Cómo atraer inversión. Cómo estructurar concesiones con seguridad jurídica. Cómo ampliar infraestructura. Cómo incorporar tecnología. Cómo enfrentar las nuevas amenazas de seguridad y ciberseguridad. Cómo integrar los puertos con las cadenas logísticas. Cómo generar capacidad sin comprometer sostenibilidad. Y, fundamentalmente, cómo construir una visión portuaria capaz de sobrevivir a los ciclos políticos y proyectarse durante décadas.
Son desafíos que otros sistemas portuarios ya han atravesado —con éxitos, errores y aprendizajes— y que Guatemala tendrá la oportunidad de discutir directamente con quienes protagonizaron esas transformaciones.
Por eso, AAPA LATAM 2026 puede adquirir este año una dimensión que trascienda al propio Congreso. Puede convertirse en una plataforma desde la cual Guatemala presente ante la comunidad portuaria internacional no solamente sus puertos actuales, sino también la visión del sistema portuario que quiere construir hacia el futuro.
Hay algo simbólico, además, en que esto ocurra ahora. Durante años, la discusión estuvo centrada en la necesidad de contar con un nuevo marco portuario. A partir de la aprobación de la ley, la pregunta necesariamente cambia.
Ya no se trata de discutir si Guatemala necesita transformar su sistema portuario: se trata de decidir cómo hacerlo.
La ley establece un nuevo punto de partida. La infraestructura, las inversiones y la eficiencia determinarán hasta dónde puede llegar.
Guatemala tiene ubicación geográfica, actividad creciente y una nueva arquitectura institucional en construcción. Tiene ahora la oportunidad de convertir esas condiciones en una verdadera política portuaria de largo plazo.
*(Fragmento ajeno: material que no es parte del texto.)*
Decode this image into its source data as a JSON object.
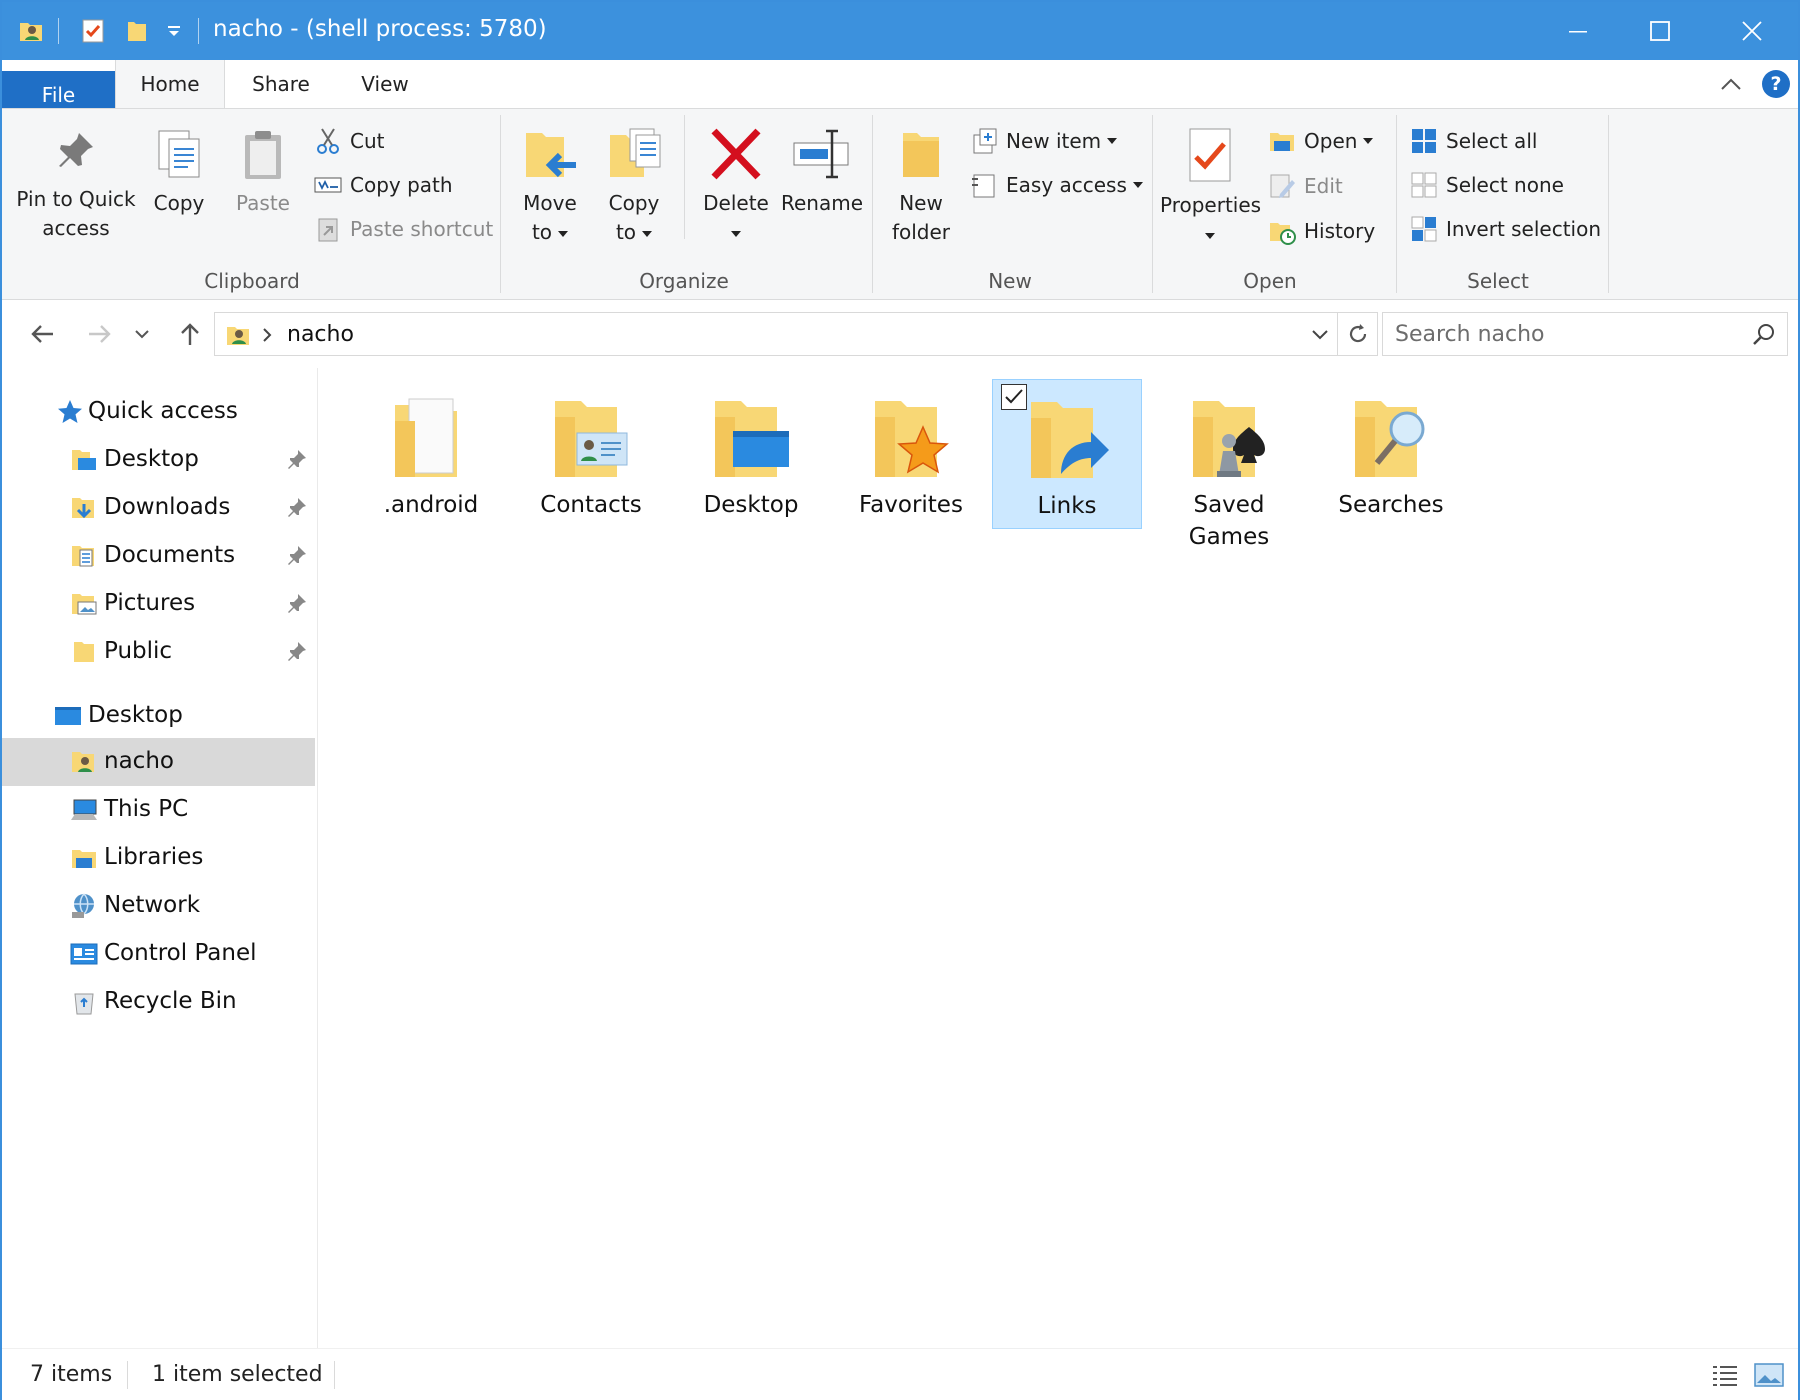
{
  "window": {
    "title": "nacho - (shell process: 5780)"
  },
  "tabs": {
    "file": "File",
    "home": "Home",
    "share": "Share",
    "view": "View"
  },
  "ribbon": {
    "clipboard": {
      "label": "Clipboard",
      "pin_line1": "Pin to Quick",
      "pin_line2": "access",
      "copy": "Copy",
      "paste": "Paste",
      "cut": "Cut",
      "copy_path": "Copy path",
      "paste_shortcut": "Paste shortcut"
    },
    "organize": {
      "label": "Organize",
      "move_line1": "Move",
      "move_line2": "to",
      "copy_line1": "Copy",
      "copy_line2": "to",
      "delete": "Delete",
      "rename": "Rename"
    },
    "new": {
      "label": "New",
      "folder_line1": "New",
      "folder_line2": "folder",
      "new_item": "New item",
      "easy_access": "Easy access"
    },
    "open": {
      "label": "Open",
      "properties": "Properties",
      "open": "Open",
      "edit": "Edit",
      "history": "History"
    },
    "select": {
      "label": "Select",
      "select_all": "Select all",
      "select_none": "Select none",
      "invert": "Invert selection"
    }
  },
  "address": {
    "crumb": "nacho",
    "search_placeholder": "Search nacho"
  },
  "sidebar": {
    "quick_access": "Quick access",
    "pinned": [
      "Desktop",
      "Downloads",
      "Documents",
      "Pictures",
      "Public"
    ],
    "desktop": "Desktop",
    "tree": [
      "nacho",
      "This PC",
      "Libraries",
      "Network",
      "Control Panel",
      "Recycle Bin"
    ]
  },
  "files": [
    {
      "line1": ".android",
      "line2": ""
    },
    {
      "line1": "Contacts",
      "line2": ""
    },
    {
      "line1": "Desktop",
      "line2": ""
    },
    {
      "line1": "Favorites",
      "line2": ""
    },
    {
      "line1": "Links",
      "line2": ""
    },
    {
      "line1": "Saved",
      "line2": "Games"
    },
    {
      "line1": "Searches",
      "line2": ""
    }
  ],
  "status": {
    "count": "7 items",
    "selected": "1 item selected"
  },
  "colors": {
    "titlebar": "#3c91dd",
    "file_tab": "#1f6fc6",
    "selection": "#cce8ff",
    "folder": "#f8d775"
  }
}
Los 35,2 millones de toneladas movilizadas en 2025 muestran el presente. Las decisiones que se adopten a partir de ahora definirán el futuro.
Porque una ley puede cambiar instituciones y establecer nuevas reglas. Pero la competitividad se construye con inversión, planificación y resultados.
Guatemala ya comenzó a diseñar un nuevo sistema portuario. El verdadero desafío será convertir esa visión en mejores puertos y esos mejores puertos en mayor competitividad para el país.